# Nike Kampai - A shell?



## Sudden_Death (Mar 23, 2011)

Looks to be uninsulated. The description only mentions the shell and lining material, and usually if a jacket is insulated they mention the type and weight of insulation. I have a few Nike Juniper uninsulated jackets and that is how they were described too, just shell and liner construction.


----------



## MenzelMorten (Sep 11, 2013)

Sudden_Death said:


> Looks to be uninsulated. The description only mentions the shell and lining material, and usually if a jacket is insulated they mention the type and weight of insulation. I have a few Nike Juniper uninsulated jackets and that is how they were described too, just shell and liner construction.
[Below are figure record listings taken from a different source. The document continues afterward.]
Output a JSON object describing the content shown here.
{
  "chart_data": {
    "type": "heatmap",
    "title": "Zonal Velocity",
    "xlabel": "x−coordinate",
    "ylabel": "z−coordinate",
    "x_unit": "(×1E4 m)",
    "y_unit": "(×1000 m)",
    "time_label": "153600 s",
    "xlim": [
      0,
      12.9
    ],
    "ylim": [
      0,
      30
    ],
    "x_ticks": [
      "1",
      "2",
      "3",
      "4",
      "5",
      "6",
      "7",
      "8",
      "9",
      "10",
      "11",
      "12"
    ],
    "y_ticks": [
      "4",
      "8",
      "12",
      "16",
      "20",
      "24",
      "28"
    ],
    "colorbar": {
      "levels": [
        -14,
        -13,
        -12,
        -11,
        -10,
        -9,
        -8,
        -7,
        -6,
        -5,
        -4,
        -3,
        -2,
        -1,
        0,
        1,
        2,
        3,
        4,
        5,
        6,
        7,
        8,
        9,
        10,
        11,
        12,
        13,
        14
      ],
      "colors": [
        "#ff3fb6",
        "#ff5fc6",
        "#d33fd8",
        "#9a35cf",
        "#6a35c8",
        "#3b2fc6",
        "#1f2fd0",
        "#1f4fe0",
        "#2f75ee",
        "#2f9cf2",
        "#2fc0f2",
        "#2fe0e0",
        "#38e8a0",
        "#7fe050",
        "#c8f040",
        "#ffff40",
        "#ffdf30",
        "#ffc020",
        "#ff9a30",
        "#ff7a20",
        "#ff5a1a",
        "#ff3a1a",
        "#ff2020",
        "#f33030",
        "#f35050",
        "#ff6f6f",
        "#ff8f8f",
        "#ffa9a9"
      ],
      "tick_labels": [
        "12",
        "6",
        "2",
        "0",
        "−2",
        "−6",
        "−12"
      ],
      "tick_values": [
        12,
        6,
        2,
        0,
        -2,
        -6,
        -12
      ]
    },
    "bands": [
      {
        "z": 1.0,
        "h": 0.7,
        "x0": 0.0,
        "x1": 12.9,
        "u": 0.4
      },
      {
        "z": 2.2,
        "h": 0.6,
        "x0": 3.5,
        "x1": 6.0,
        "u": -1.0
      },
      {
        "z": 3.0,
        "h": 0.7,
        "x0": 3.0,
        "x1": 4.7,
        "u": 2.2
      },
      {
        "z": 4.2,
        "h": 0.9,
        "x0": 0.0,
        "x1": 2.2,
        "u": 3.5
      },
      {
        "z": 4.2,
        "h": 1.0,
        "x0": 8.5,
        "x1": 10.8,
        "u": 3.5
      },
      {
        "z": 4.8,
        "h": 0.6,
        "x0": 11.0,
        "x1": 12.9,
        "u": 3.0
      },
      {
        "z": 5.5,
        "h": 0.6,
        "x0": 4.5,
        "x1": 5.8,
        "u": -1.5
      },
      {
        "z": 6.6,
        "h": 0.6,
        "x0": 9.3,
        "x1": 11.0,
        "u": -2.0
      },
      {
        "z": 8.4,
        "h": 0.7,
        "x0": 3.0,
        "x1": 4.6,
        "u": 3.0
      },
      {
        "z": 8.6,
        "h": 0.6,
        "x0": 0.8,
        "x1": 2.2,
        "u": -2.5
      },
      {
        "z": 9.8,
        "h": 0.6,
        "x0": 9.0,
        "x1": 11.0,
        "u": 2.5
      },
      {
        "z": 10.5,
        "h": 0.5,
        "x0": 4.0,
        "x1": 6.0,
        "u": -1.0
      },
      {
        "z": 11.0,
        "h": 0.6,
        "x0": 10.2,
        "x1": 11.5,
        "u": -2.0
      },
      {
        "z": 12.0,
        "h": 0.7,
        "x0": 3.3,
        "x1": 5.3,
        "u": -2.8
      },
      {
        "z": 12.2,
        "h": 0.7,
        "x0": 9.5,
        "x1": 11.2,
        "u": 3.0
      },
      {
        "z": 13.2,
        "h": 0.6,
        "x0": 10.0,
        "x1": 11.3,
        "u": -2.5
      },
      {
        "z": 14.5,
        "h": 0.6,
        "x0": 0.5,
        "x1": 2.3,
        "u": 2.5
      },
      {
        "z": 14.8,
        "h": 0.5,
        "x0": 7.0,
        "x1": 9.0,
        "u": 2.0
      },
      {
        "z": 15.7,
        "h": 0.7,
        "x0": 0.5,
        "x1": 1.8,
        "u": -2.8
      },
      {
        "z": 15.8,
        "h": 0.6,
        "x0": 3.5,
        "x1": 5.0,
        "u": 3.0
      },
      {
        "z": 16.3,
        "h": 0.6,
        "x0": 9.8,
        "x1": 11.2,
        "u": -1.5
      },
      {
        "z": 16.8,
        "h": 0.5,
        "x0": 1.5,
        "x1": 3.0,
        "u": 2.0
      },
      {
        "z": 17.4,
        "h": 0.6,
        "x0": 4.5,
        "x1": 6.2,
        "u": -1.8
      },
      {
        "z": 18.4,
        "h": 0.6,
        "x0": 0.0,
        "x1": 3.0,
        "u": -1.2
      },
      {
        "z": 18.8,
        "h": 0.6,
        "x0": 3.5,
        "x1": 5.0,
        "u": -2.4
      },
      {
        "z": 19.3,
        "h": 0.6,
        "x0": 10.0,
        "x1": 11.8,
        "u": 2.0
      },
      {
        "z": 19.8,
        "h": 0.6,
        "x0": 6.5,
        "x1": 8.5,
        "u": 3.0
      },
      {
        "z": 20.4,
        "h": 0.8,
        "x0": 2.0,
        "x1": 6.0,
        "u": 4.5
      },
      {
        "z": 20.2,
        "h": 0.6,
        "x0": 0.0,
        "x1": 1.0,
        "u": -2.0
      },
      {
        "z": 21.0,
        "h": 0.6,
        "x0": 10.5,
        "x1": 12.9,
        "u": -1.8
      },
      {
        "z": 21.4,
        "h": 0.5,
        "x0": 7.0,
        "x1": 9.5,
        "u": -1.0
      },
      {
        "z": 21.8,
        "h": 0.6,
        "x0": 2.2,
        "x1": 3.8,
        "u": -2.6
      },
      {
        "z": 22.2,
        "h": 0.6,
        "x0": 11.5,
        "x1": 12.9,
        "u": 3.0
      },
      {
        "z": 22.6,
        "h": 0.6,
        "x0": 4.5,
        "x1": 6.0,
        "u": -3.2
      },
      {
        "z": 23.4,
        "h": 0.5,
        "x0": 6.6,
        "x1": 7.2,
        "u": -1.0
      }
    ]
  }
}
Yeah you're probably right. 
I found this picture which tells me that it's made of 100% polyester and so is the liner and the fill. It just doesn't really tell me if the jacket is without fill/insulate. Maybe I'm mistaken.


----------



## Sudden_Death (Mar 23, 2011)

Weird, it does say fill on the tag. The Nike site does have an insulated Kampai here Nike Store. Nike Aeroloft Kampai Men's Snowboarding Jacket that might be where the pic is from.


----------



## MenzelMorten (Sep 11, 2013)

Sudden_Death said:


> Weird, it does say fill on the tag. The Nike site does have an insulated Kampai here Nike Store. Nike Aeroloft Kampai Men's Snowboarding Jacket that might be where the pic is from.


Yeah I see. But that's actually not the case. The picture is from a danish website: Nike Nike Kampai 2.0 Jacket Jakker Skijakker | Sportamore.dk - Billigerer sko tøj & udstyr online

Don't mind the language and just go to the last picture of this one. It's the same jacket just a different color though.


----------